# Victor Bike... any info?



## Double Clutch

I have a Victor bike that was my father's and my grandfather's. We believe that it must be from around 1910-1920. It has or had wooden wheels and interesting fenders. I would like to restore it but it may be too far gone. Does anyone have anything similar or any information about this make. Any info is appreciated! Thanks!


----------



## Antique Archaeology

*Victor bike*

Hey.
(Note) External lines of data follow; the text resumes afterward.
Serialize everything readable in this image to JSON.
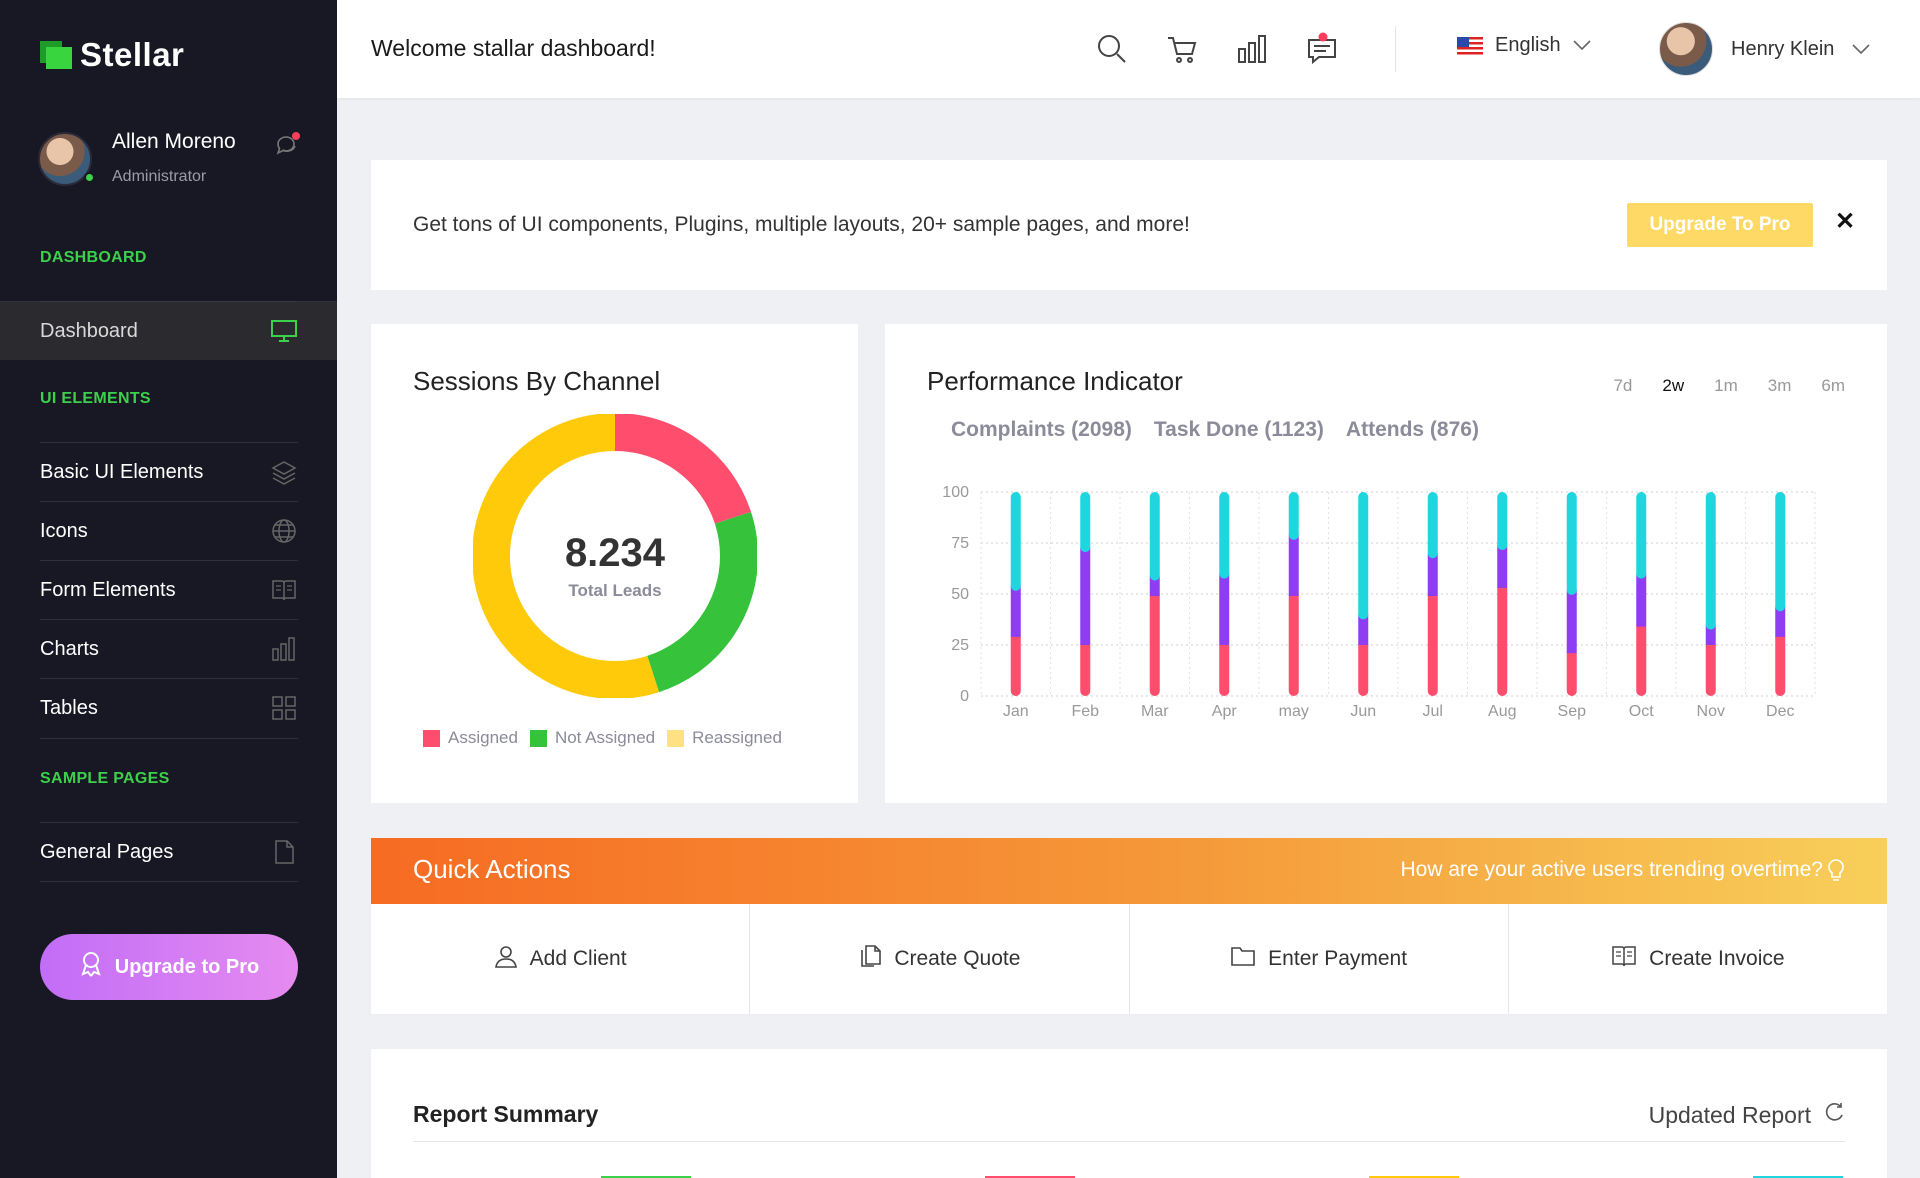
{
  "app": {
    "brand": "Stellar"
  },
  "sidebar": {
    "user": {
      "name": "Allen Moreno",
      "role": "Administrator"
    },
    "sections": {
      "dashboard": "DASHBOARD",
      "ui": "UI ELEMENTS",
      "samples": "SAMPLE PAGES"
    },
    "items": [
      {
        "label": "Dashboard",
        "icon": "monitor-icon"
      },
      {
        "label": "Basic UI Elements",
        "icon": "layers-icon"
      },
      {
        "label": "Icons",
        "icon": "globe-icon"
      },
      {
        "label": "Form Elements",
        "icon": "book-icon"
      },
      {
        "label": "Charts",
        "icon": "bar-chart-icon"
      },
      {
        "label": "Tables",
        "icon": "grid-icon"
      },
      {
        "label": "General Pages",
        "icon": "file-icon"
      }
    ],
    "upgrade_label": "Upgrade to Pro"
  },
  "topbar": {
    "title": "Welcome stallar dashboard!",
    "language": "English",
    "user_name": "Henry Klein"
  },
  "banner": {
    "text": "Get tons of UI components, Plugins, multiple layouts, 20+ sample pages, and more!",
    "button": "Upgrade To Pro",
    "close": "✕"
  },
  "sessions": {
    "title": "Sessions By Channel",
    "total": "8.234",
    "total_label": "Total Leads",
    "legend": [
      "Assigned",
      "Not Assigned",
      "Reassigned"
    ]
  },
  "performance": {
    "title": "Performance Indicator",
    "ranges": [
      "7d",
      "2w",
      "1m",
      "3m",
      "6m"
    ],
    "active_range": "2w",
    "legend": [
      "Complaints (2098)",
      "Task Done (1123)",
      "Attends (876)"
    ]
  },
  "quick_actions": {
    "title": "Quick Actions",
    "subtitle": "How are your active users trending overtime?",
    "actions": [
      "Add Client",
      "Create Quote",
      "Enter Payment",
      "Create Invoice"
    ]
  },
  "report": {
    "title": "Report Summary",
    "update_label": "Updated Report"
  },
  "colors": {
    "accent_green": "#3bd14a",
    "red": "#ff4d6d",
    "yellow": "#ffca0a",
    "purple": "#8f3df2",
    "cyan": "#1fd6df",
    "orange": "#f66b22"
  },
  "chart_data": [
    {
      "type": "pie",
      "title": "Sessions By Channel",
      "categories": [
        "Assigned",
        "Not Assigned",
        "Reassigned"
      ],
      "values": [
        20,
        25,
        55
      ],
      "colors": [
        "#ff4d6d",
        "#36c23a",
        "#ffca0a"
      ]
    },
    {
      "type": "bar",
      "title": "Performance Indicator",
      "stacked": true,
      "categories": [
        "Jan",
        "Feb",
        "Mar",
        "Apr",
        "may",
        "Jun",
        "Jul",
        "Aug",
        "Sep",
        "Oct",
        "Nov",
        "Dec"
      ],
      "ylim": [
        0,
        100
      ],
      "yticks": [
        0,
        25,
        50,
        75,
        100
      ],
      "series": [
        {
          "name": "Complaints",
          "color": "#ff4d6d",
          "values": [
            29,
            25,
            49,
            25,
            49,
            25,
            49,
            53,
            21,
            34,
            25,
            29
          ]
        },
        {
          "name": "Task Done",
          "color": "#8f3df2",
          "values": [
            25,
            48,
            10,
            35,
            30,
            15,
            21,
            21,
            31,
            26,
            10,
            15
          ]
        },
        {
          "name": "Attends",
          "color": "#1fd6df",
          "values": [
            46,
            27,
            41,
            40,
            21,
            60,
            30,
            26,
            48,
            40,
            65,
            56
          ]
        }
      ]
    }
  ]
}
I will give you 100.00 for the front fender...M


----------



## pelletman

Victor in Chicopee MA made bikes from 1883 to 1899 or so and then went out of business.  Another company took their name and built bikes in NY at least in the 20's.  The one you have is the later one.  Probably not worth restoring if it is for the money, if you do it it will be for the sentimental value, which is probably worth it.


----------



## dave the wave

*restore it*

I say restore it.spray it with WD-40 and see if there is any pinstripes.then try to get the front fork off,to see if there's any paint on the neck.the front fender is rare because Indian bicycles had that style fender and other bicycle brands.It be a easy resto.only a few parts to nickel and the rest paint.value of the bike?about $300.good luck.


----------



## walter branche

*front fender*

i will buy the front fender if its for sale ,let me know wbranche@cfl.rr.com, thanks pb


----------



## mre straightbar

hell i need the front fender too highest bidder?


----------



## mre straightbar

and ill give you one to replace it


----------



## kunzog

Put my name in the hat for the front fender too!


----------



## walter branche

*how much for the fender 250.00??*

if you are going to sell the fender i will offer 250.00 let me know ,,thanks walter branche   wbranche@cfl.rr.com


----------



## mre straightbar

and a replacement fender!


----------



## balloontirecruiser

Someone did the back wheel a favor  I wonder how that happened... I suppose they must eventually get brittle over time. Neat bike.


----------



## redline1968

how about trades for the fender or whole bike?  or a paint job?


----------